Ich habe nichts gegen Rosen und nichts gegen Bewunderung, und manchmal möchte ich eines dieser dusseligen Veilchen rütteln und schütteln, bis die verdammte Bescheidenheit von ihm abfällt wie der defekte Hitzeschild eines Raumgleiters beim Wiedereintritt in die Erdatmosphäre.
«Verglüh doch, du Würmchen!», möchte ich ihnen ins Gesicht brüllen. «Dann bist du wenigstens einmal in deinem Leben zu sehen!»
Die Schüchternheit mancher Frauen lässt mich ratlos zurück. Was mag da hinter dem Panzer aus Zurückhaltung und Konvention alles schlummern? An Energie und Phantasie und, ja, auch an Wut und Gewalt?
Oder funktioniert unsere Welt nur, weil Frauen tendenziell brav sind, sich um die Weihnachtsgeschenke für die Schwiegereltern kümmern, leere Klopapierrollen auswechseln und später keine Kriege anzetteln?
In deutschen Gefängnissen sitzen zu fünfundneunzig Prozent Männer.
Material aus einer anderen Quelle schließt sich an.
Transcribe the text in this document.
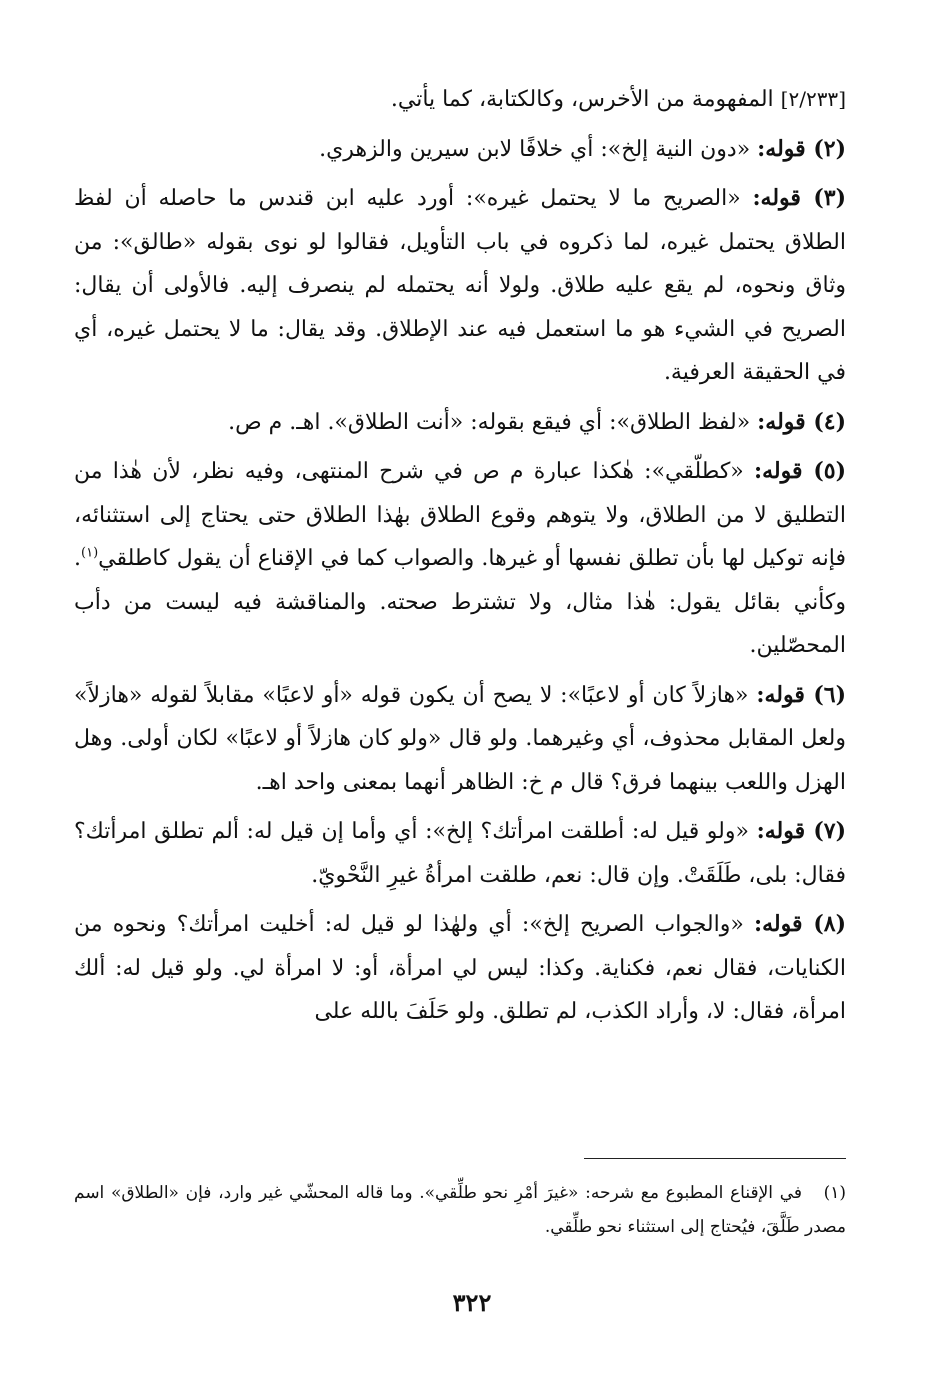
[٢/٢٣٣] المفهومة من الأخرس، وكالكتابة، كما يأتي.

(٢) قوله: «دون النية إلخ»: أي خلافًا لابن سيرين والزهري.

(٣) قوله: «الصريح ما لا يحتمل غيره»: أورد عليه ابن قندس ما حاصله أن لفظ الطلاق يحتمل غيره، لما ذكروه في باب التأويل، فقالوا لو نوى بقوله «طالق»: من وثاق ونحوه، لم يقع عليه طلاق. ولولا أنه يحتمله لم ينصرف إليه. فالأولى أن يقال: الصريح في الشيء هو ما استعمل فيه عند الإطلاق. وقد يقال: ما لا يحتمل غيره، أي في الحقيقة العرفية.

(٤) قوله: «لفظ الطلاق»: أي فيقع بقوله: «أنت الطلاق». اهـ. م ص.

(٥) قوله: «كطلّقي»: هٰكذا عبارة م ص في شرح المنتهى، وفيه نظر، لأن هٰذا من التطليق لا من الطلاق، ولا يتوهم وقوع الطلاق بهٰذا الطلاق حتى يحتاج إلى استثنائه، فإنه توكيل لها بأن تطلق نفسها أو غيرها. والصواب كما في الإقناع أن يقول كاطلقي$^{(١)}$. وكأني بقائل يقول: هٰذا مثال، ولا تشترط صحته. والمناقشة فيه ليست من دأب المحصّلين.

(٦) قوله: «هازلاً كان أو لاعبًا»: لا يصح أن يكون قوله «أو لاعبًا» مقابلاً لقوله «هازلاً» ولعل المقابل محذوف، أي وغيرهما. ولو قال «ولو كان هازلاً أو لاعبًا» لكان أولى. وهل الهزل واللعب بينهما فرق؟ قال م خ: الظاهر أنهما بمعنى واحد اهـ.

(٧) قوله: «ولو قيل له: أطلقت امرأتك؟ إلخ»: أي وأما إن قيل له: ألم تطلق امرأتك؟ فقال: بلى، طَلَقَتْ. وإن قال: نعم، طلقت امرأةُ غيرِ النَّحْويّ.

(٨) قوله: «والجواب الصريح إلخ»: أي ولهٰذا لو قيل له: أخليت امرأتك؟ ونحوه من الكنايات، فقال نعم، فكناية. وكذا: ليس لي امرأة، أو: لا امرأة لي. ولو قيل له: ألك امرأة، فقال: لا، وأراد الكذب، لم تطلق. ولو حَلَفَ بالله على

(١)في الإقناع المطبوع مع شرحه: «غيرَ أمْرِ نحو طلِّقي». وما قاله المحشّي غير وارد، فإن «الطلاق» اسم مصدر طَلَّقَ، فيُحتاج إلى استثناء نحو طلِّقي.
٣٢٢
Vielleicht würde es eng werden hinter Gittern, wenn Frauen keine Veilchen wären.
Aber die Sehnsucht bei Frauen nach mehr Selbstbewusstsein und weniger Bescheidenheit ist da, und ebenso die Lust, den ewigen Platz im Zuschauerraum zu verlassen, um sich endlich mal auf die Bühne des Lebens zu stellen.
Im Rampenlicht wachsen keine Veilchen, und in der letzten Reihe blühen keine Rosen.
Es geht um Auftreten und Stimme, es geht um Haltung statt Zurückhaltung – und um die Überwindung des niemals schlafenden, gefräßigen Untieres, das in den Winkeln unserer Seele haust: unseres inneren Schweinehundes.
Und nun bin ich hier mit einem ganzen Rudel von Schweinehunden, meiner Persönlichkeit sowie der von neun anderen: Menschen, die sich verändern wollen, die das Optimum aus sich rausholen wollen und sich manchmal einfach eingestehen müssen, dass auch das Optimum nicht immer optimal ist. Und dass es keinen einfachen Weg gibt, besser zu werden, glücklicher zu werden, freier zu werden. Veränderung tut weh.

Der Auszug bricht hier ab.